Now, the Floridian on cold winter weather... You northerners can scoff.

Our show goats are usually clipped in the winter, since our show season is Nov-March with our two biggest shows in January and Feb. Now, we don't clip them as close as many do, but they don't have their natural long hair for sure. They have three sided shelters with a half wall across the open side and we will put a tarp up if it's windy, rainy, and getting below 35' or so. Some also have big dogloos and I've seen 3 70# doelings all pile into one together. our three bucks (not clipped) cuddle too. They are dry and bedded with shavings or straw in cold weather. I will put a coat on a clipped goat *if* they are shivering, but that only happened once last year with a thinner clipped goat.

I've used a heat lamp for two nights (off during the day) for a clipped Nigerian that had triplets when the weather was the coldest in years at 28-30' at night and very windy.
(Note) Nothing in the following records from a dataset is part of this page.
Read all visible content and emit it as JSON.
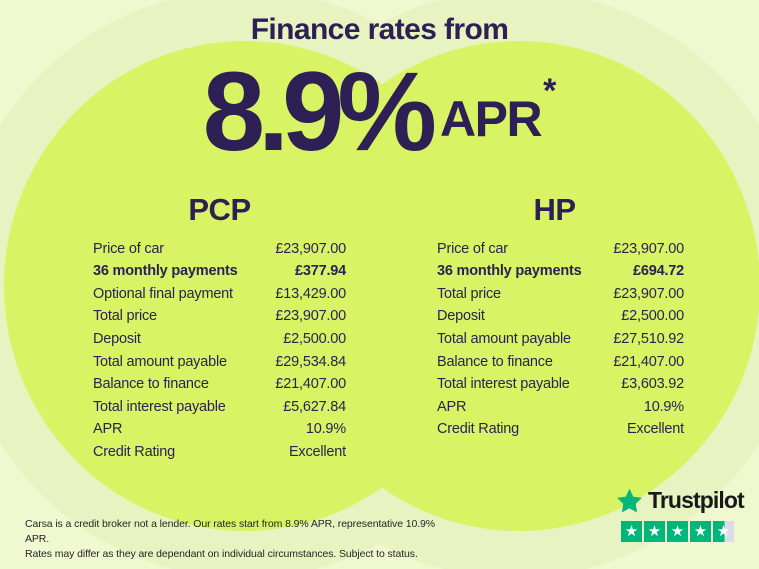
{
  "header": {
    "title": "Finance rates from",
    "rate": "8.9%",
    "rate_unit": "APR",
    "rate_asterisk": "*"
  },
  "columns": [
    {
      "title": "PCP",
      "rows": [
        {
          "label": "Price of car",
          "value": "£23,907.00",
          "bold": false
        },
        {
          "label": "36 monthly payments",
          "value": "£377.94",
          "bold": true
        },
        {
          "label": "Optional final payment",
          "value": "£13,429.00",
          "bold": false
        },
        {
          "label": "Total price",
          "value": "£23,907.00",
          "bold": false
        },
        {
          "label": "Deposit",
          "value": "£2,500.00",
          "bold": false
        },
        {
          "label": "Total amount payable",
          "value": "£29,534.84",
          "bold": false
        },
        {
          "label": "Balance to finance",
          "value": "£21,407.00",
          "bold": false
        },
        {
          "label": "Total interest payable",
          "value": "£5,627.84",
          "bold": false
        },
        {
          "label": "APR",
          "value": "10.9%",
          "bold": false
        },
        {
          "label": "Credit Rating",
          "value": "Excellent",
          "bold": false
        }
      ]
    },
    {
      "title": "HP",
      "rows": [
        {
          "label": "Price of car",
          "value": "£23,907.00",
          "bold": false
        },
        {
          "label": "36 monthly payments",
          "value": "£694.72",
          "bold": true
        },
        {
          "label": "Total price",
          "value": "£23,907.00",
          "bold": false
        },
        {
          "label": "Deposit",
          "value": "£2,500.00",
          "bold": false
        },
        {
          "label": "Total amount payable",
          "value": "£27,510.92",
          "bold": false
        },
        {
          "label": "Balance to finance",
          "value": "£21,407.00",
          "bold": false
        },
        {
          "label": "Total interest payable",
          "value": "£3,603.92",
          "bold": false
        },
        {
          "label": "APR",
          "value": "10.9%",
          "bold": false
        },
        {
          "label": "Credit Rating",
          "value": "Excellent",
          "bold": false
        }
      ]
    }
  ],
  "disclaimer": {
    "line1": "Carsa is a credit broker not a lender. Our rates start from 8.9% APR, representative 10.9% APR.",
    "line2": "Rates may differ as they are dependant on individual circumstances. Subject to status."
  },
  "trustpilot": {
    "brand": "Trustpilot",
    "rating": 4.5,
    "max_stars": 5
  },
  "colors": {
    "background": "#eff8cf",
    "halo": "#e7f3c0",
    "circle_green": "#d8f363",
    "accent_purple": "#2e2055",
    "disclaimer_text": "#262626",
    "trustpilot_green": "#00b67a",
    "trustpilot_text": "#191919",
    "star_empty": "#dcdce6"
  }
}
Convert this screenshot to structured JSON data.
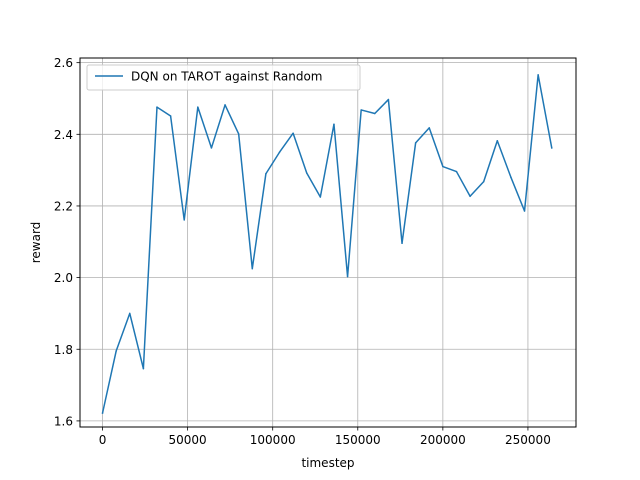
{
  "chart_data": {
    "type": "line",
    "title": "",
    "xlabel": "timestep",
    "ylabel": "reward",
    "xlim": [
      -13250,
      278250
    ],
    "ylim": [
      1.583,
      2.613
    ],
    "xticks": [
      0,
      50000,
      100000,
      150000,
      200000,
      250000
    ],
    "xtick_labels": [
      "0",
      "50000",
      "100000",
      "150000",
      "200000",
      "250000"
    ],
    "yticks": [
      1.6,
      1.8,
      2.0,
      2.2,
      2.4,
      2.6
    ],
    "ytick_labels": [
      "1.6",
      "1.8",
      "2.0",
      "2.2",
      "2.4",
      "2.6"
    ],
    "grid": true,
    "legend_position": "upper-left",
    "series": [
      {
        "name": "DQN on TAROT against Random",
        "color": "#1f77b4",
        "x": [
          0,
          8000,
          16000,
          24000,
          32000,
          40000,
          48000,
          56000,
          64000,
          72000,
          80000,
          88000,
          96000,
          104000,
          112000,
          120000,
          128000,
          136000,
          144000,
          152000,
          160000,
          168000,
          176000,
          184000,
          192000,
          200000,
          208000,
          216000,
          224000,
          232000,
          240000,
          248000,
          256000,
          264000
        ],
        "y": [
          1.622,
          1.795,
          1.9,
          1.746,
          2.476,
          2.451,
          2.161,
          2.476,
          2.362,
          2.482,
          2.401,
          2.025,
          2.29,
          2.35,
          2.403,
          2.292,
          2.225,
          2.428,
          2.003,
          2.468,
          2.458,
          2.497,
          2.096,
          2.376,
          2.418,
          2.31,
          2.296,
          2.227,
          2.268,
          2.382,
          2.28,
          2.186,
          2.566,
          2.362
        ]
      }
    ]
  }
}
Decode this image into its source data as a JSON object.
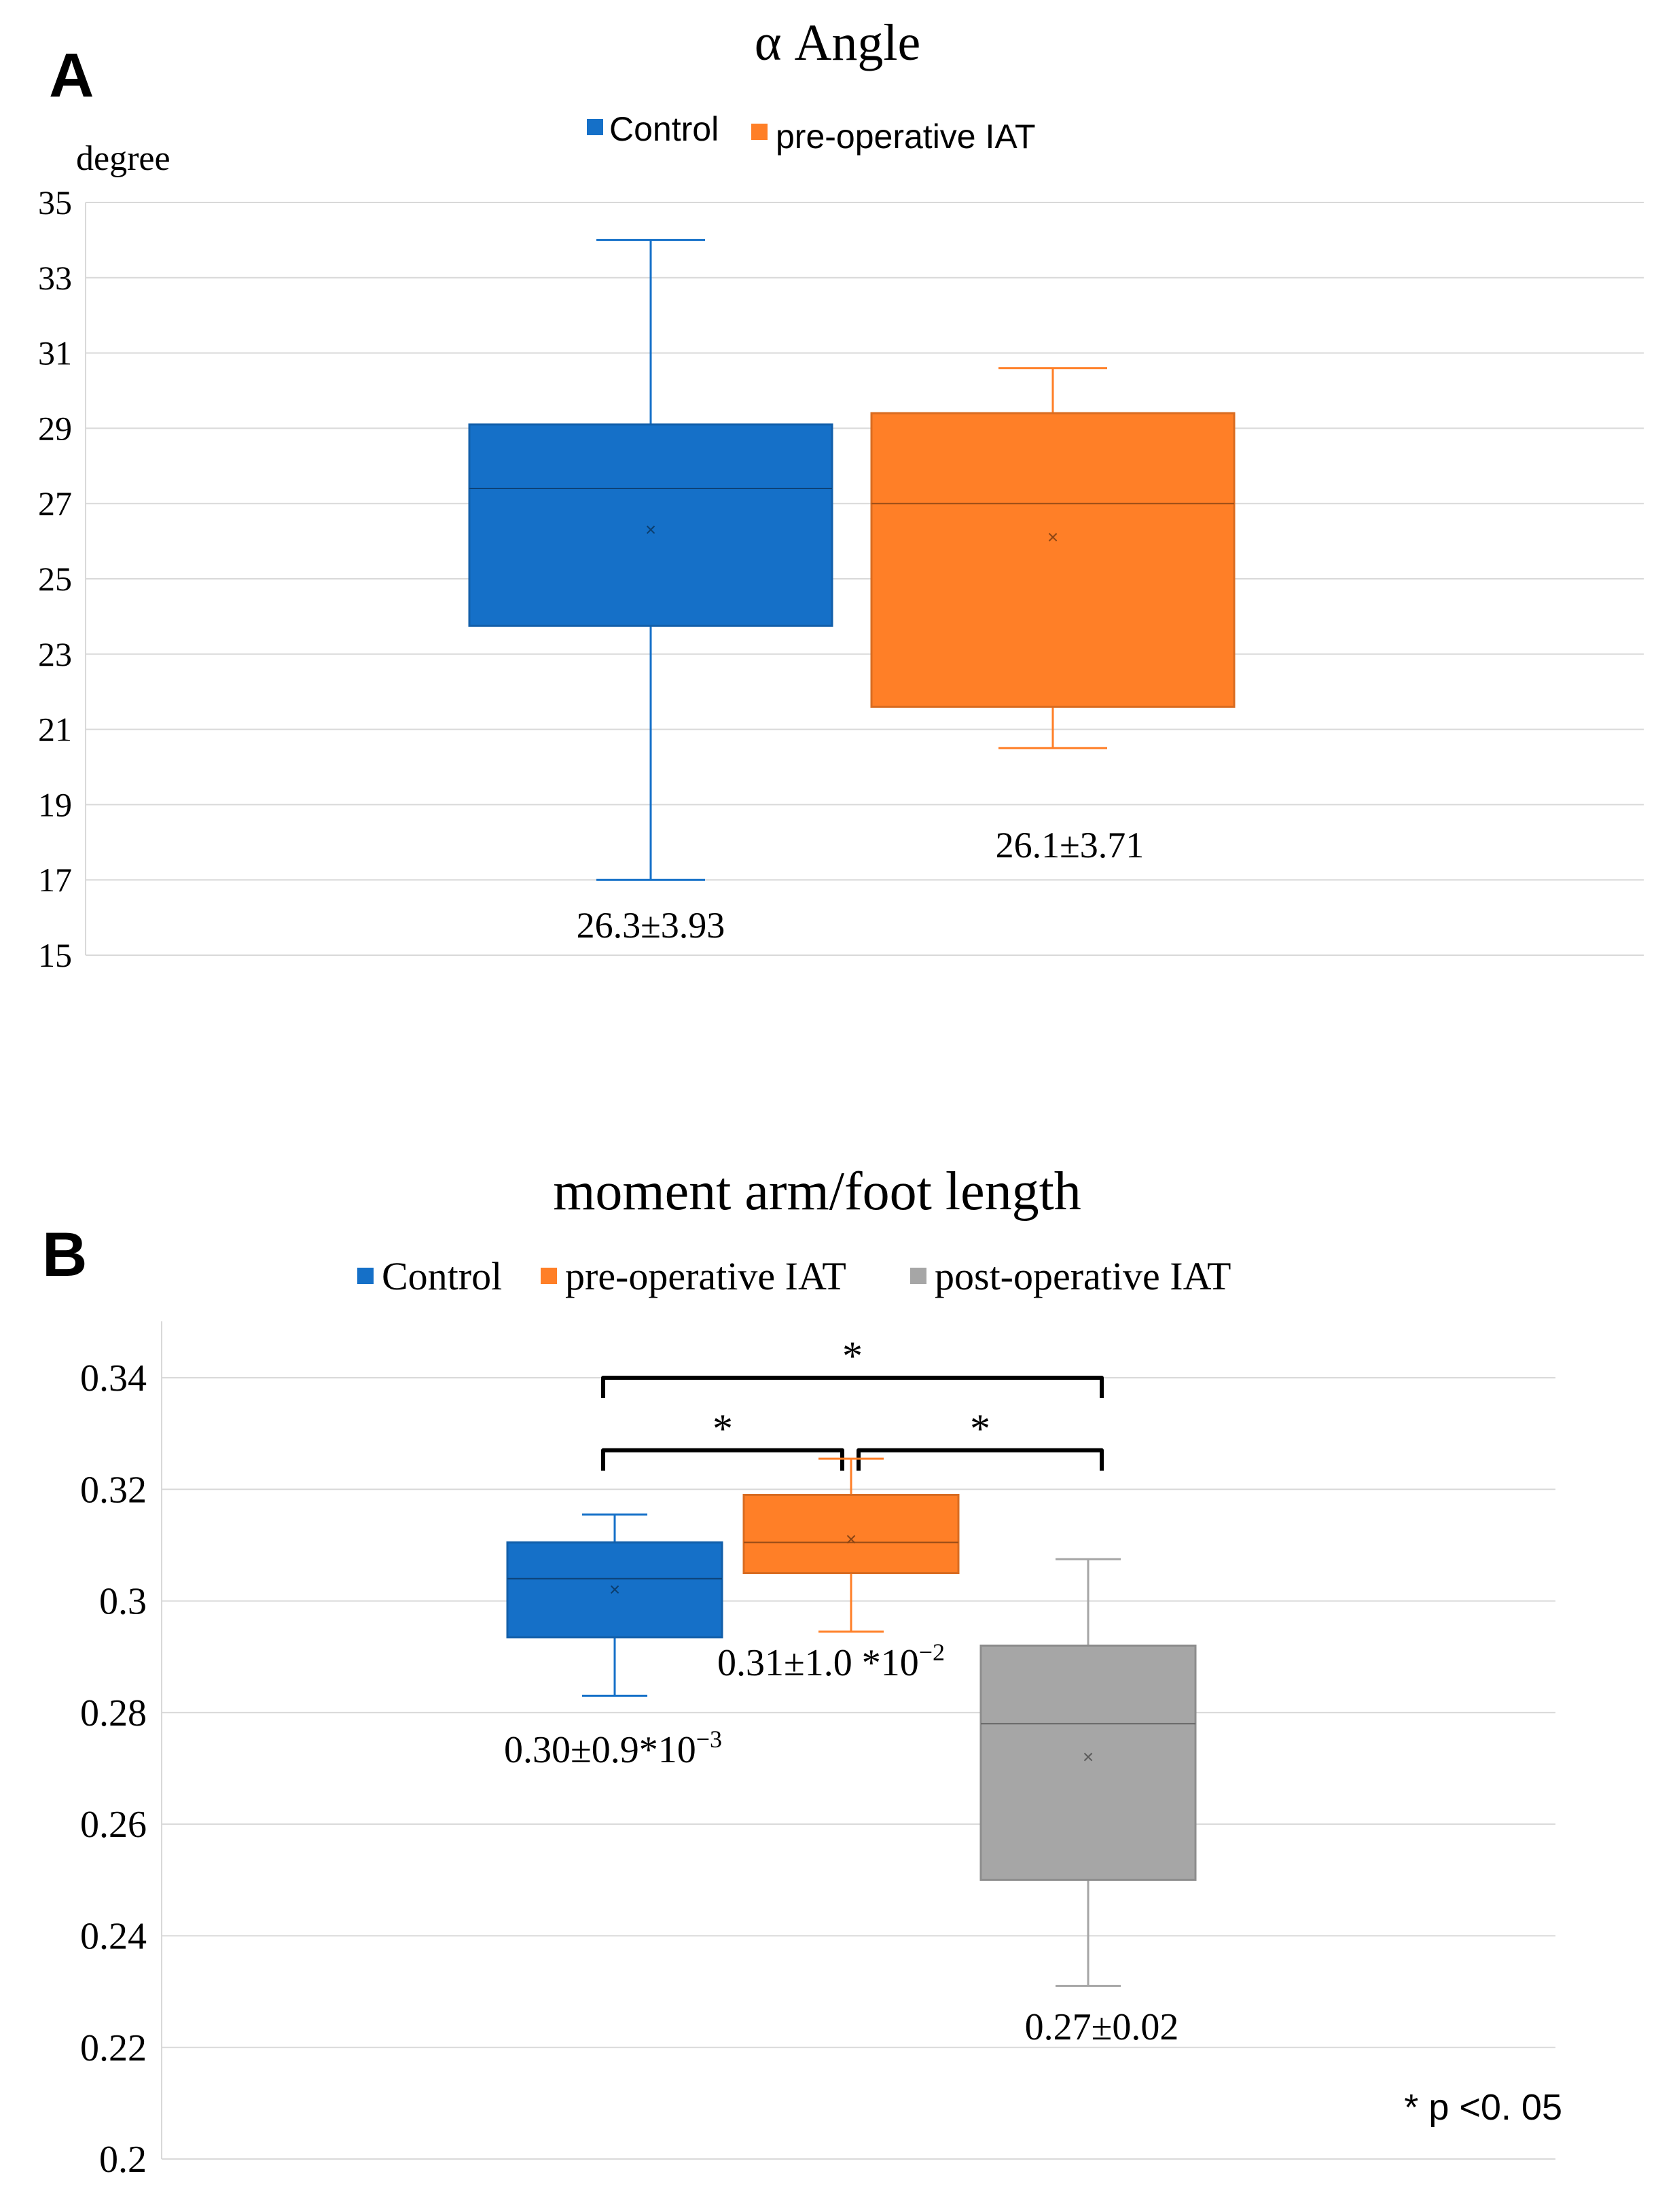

I kept it 3' from the ground, so it wasn't even close to them, just enough to keep the doe from shivering- because she was after the birth.

Our babies cuddle together at night (we pull babies at night to milk in the AM after 2 weeks) and do just fine with a small dog house or bin to snuggle in and come out and play at down in the cold weather as happy as can be.

As long as they are healthy and have a dry bedded area out of the wind they should be fine. Throw in some extra hay for munching and they will be happy! Ours get frisky and playful with eh temperature drops.